Imperfect redaction and unsafe delivery
Steven Englehardt, Gunes Acar, and Arvind Narayanan from the Department of Computer Science, Princeton University, analyzed the scripts of seven companies that offer “session replay” services to website owners, and found that sensitive user data keeps getting leaked to them despite many precautions.
“[Session replay] scripts record your keystrokes, mouse movements, and scrolling behavior, along with the entire contents of the pages you visit, and send them to third-party servers. Unlike typical analytics services that provide aggregate statistics, these scripts are intended for the recording and playback of individual browsing sessions, as if someone is looking over your shoulder,” the researchers explained.
“The stated purpose of this data collection includes gathering insights into how users interact with websites and discovering broken or confusing pages. However the extent of data collected by these services far exceeds user expectations; text typed into forms is collected before the user submits the form, and precise mouse movements are saved, all without any visual indication to the user.”
It’s true that these companies offer both manual and automatic redaction tools that should be used by publishers to exclude sensitive information from session recordings, but the researchers have found that both preventative measures are deficient.
“Automated redaction is imperfect; fields are redacted by input element type or heuristics, which may not always match the implementation used by publishers. For example, FullStory redacts credit card fields with the ‘autocomplete’ attribute set to ‘cc-number’, but will collect any credit card numbers included in forms without this attribute,” they pointed out.

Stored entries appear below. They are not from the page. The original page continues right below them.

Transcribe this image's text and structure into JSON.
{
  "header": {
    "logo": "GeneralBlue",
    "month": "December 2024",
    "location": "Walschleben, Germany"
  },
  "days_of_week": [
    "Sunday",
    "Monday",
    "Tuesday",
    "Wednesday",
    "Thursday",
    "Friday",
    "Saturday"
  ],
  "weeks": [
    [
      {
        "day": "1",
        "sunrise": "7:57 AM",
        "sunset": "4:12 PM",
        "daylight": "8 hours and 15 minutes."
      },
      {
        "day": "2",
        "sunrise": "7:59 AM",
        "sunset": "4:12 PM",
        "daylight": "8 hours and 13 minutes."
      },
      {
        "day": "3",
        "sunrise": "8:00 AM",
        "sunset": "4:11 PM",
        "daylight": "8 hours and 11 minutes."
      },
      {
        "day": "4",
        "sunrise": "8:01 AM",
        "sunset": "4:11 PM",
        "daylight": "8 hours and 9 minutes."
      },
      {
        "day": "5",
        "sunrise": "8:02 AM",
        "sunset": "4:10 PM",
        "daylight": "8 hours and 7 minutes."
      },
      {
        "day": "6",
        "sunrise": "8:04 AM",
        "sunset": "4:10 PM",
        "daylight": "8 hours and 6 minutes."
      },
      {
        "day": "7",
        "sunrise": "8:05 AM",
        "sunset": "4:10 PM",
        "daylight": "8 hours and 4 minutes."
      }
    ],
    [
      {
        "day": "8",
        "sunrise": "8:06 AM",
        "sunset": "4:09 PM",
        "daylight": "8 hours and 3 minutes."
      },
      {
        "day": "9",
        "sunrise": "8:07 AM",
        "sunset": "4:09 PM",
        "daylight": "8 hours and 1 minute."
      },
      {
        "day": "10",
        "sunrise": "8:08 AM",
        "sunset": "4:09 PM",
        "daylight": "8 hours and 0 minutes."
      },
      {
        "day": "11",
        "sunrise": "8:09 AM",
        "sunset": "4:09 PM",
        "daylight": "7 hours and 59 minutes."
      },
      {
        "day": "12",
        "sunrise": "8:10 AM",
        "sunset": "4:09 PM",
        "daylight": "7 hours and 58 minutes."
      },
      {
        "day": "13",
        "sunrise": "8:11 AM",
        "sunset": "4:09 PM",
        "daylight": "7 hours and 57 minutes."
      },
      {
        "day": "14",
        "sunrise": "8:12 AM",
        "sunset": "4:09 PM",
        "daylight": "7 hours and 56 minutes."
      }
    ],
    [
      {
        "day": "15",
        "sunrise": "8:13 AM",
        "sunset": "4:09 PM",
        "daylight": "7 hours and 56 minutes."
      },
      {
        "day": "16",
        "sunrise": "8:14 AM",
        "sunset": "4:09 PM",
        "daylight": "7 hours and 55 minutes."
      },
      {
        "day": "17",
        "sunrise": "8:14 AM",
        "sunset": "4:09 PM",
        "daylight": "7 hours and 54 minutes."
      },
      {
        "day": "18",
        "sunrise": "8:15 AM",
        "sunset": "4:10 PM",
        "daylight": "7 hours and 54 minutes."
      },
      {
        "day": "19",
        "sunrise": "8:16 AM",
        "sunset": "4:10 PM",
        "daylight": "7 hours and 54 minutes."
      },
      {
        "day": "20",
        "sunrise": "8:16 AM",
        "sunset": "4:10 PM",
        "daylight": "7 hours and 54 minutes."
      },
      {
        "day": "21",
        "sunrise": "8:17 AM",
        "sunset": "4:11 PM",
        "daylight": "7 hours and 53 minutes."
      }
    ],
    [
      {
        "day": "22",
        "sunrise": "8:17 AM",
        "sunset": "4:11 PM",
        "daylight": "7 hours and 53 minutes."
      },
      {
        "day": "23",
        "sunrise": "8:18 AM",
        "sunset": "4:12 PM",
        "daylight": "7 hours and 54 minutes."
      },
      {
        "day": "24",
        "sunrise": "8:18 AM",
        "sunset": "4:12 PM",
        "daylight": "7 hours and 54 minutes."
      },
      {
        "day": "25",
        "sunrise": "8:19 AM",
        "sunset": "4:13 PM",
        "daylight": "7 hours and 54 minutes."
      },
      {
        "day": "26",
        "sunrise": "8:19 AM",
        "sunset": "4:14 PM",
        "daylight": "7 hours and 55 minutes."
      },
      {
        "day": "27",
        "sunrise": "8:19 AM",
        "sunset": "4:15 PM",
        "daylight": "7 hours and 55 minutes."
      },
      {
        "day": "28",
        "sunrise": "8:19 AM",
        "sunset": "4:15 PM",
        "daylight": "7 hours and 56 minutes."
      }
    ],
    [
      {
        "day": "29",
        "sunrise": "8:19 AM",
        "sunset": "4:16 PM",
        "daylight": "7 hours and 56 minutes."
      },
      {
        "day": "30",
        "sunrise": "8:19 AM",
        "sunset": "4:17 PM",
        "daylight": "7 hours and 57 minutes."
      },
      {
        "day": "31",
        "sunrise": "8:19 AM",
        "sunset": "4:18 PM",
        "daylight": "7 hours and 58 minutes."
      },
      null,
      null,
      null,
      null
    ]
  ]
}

The use of manual redaction tools also leaves much to be desired. “To effectively deploy these mitigations a publisher will need to actively audit every input element to determine if it contains personal data. This is complicated, error prone and costly, especially as a site or the underlying web application code changes over time.”
The result is that much sensitive information ultimately leaks to these companies, and even more so because session recording companies also collect rendered page content, which often includes some of the data users have entered.
Finally, the researchers established that (potentially malicious) third parties could get their hands on these recordings and the data in them.
“Once a session recording is complete, publishers can review it using a dashboard provided by the recording service. The publisher dashboards for Yandex, Hotjar, and Smartlook all deliver playbacks within an HTTP page, even for recordings which take place on HTTPS pages,” they noted.
“This allows an active man-in-the-middle to injecting a script into the playback page and extract all of the recording data. Worse yet, Yandex and Hotjar deliver the publisher page content over HTTP — data that was previously protected by HTTPS is now vulnerable to passive network surveillance.”
Which sites use these scripts?
The researchers identified 482 sites in the Alexa top 50,000 list using one or more of these scripts, but they say there may be more of them.
Among the ones that they named and found leaking data are pharmacy store Walgreens, clothing retailer Bonobos, and tech company Lenovo.
Following the release of this research, Walgreens and Bonobos said that they have stopped sharing data with FullStory for the time being, while their investigate the claims.
How can users prevent their data being inadvertently collected?
Setting the Do Not Track (DNT) flag in their browsers won’t help users.
When the researchers went public with these results last week, they noted that “two commonly used ad-blocking lists EasyList and EasyPrivacy do not block FullStory, Smartlook, or UserReplay scripts,” but do block Yandex, Hotjar, ClickTale and SessionCam.
In the meantime, the EasyPrivacy filter list was updated to include them, as well.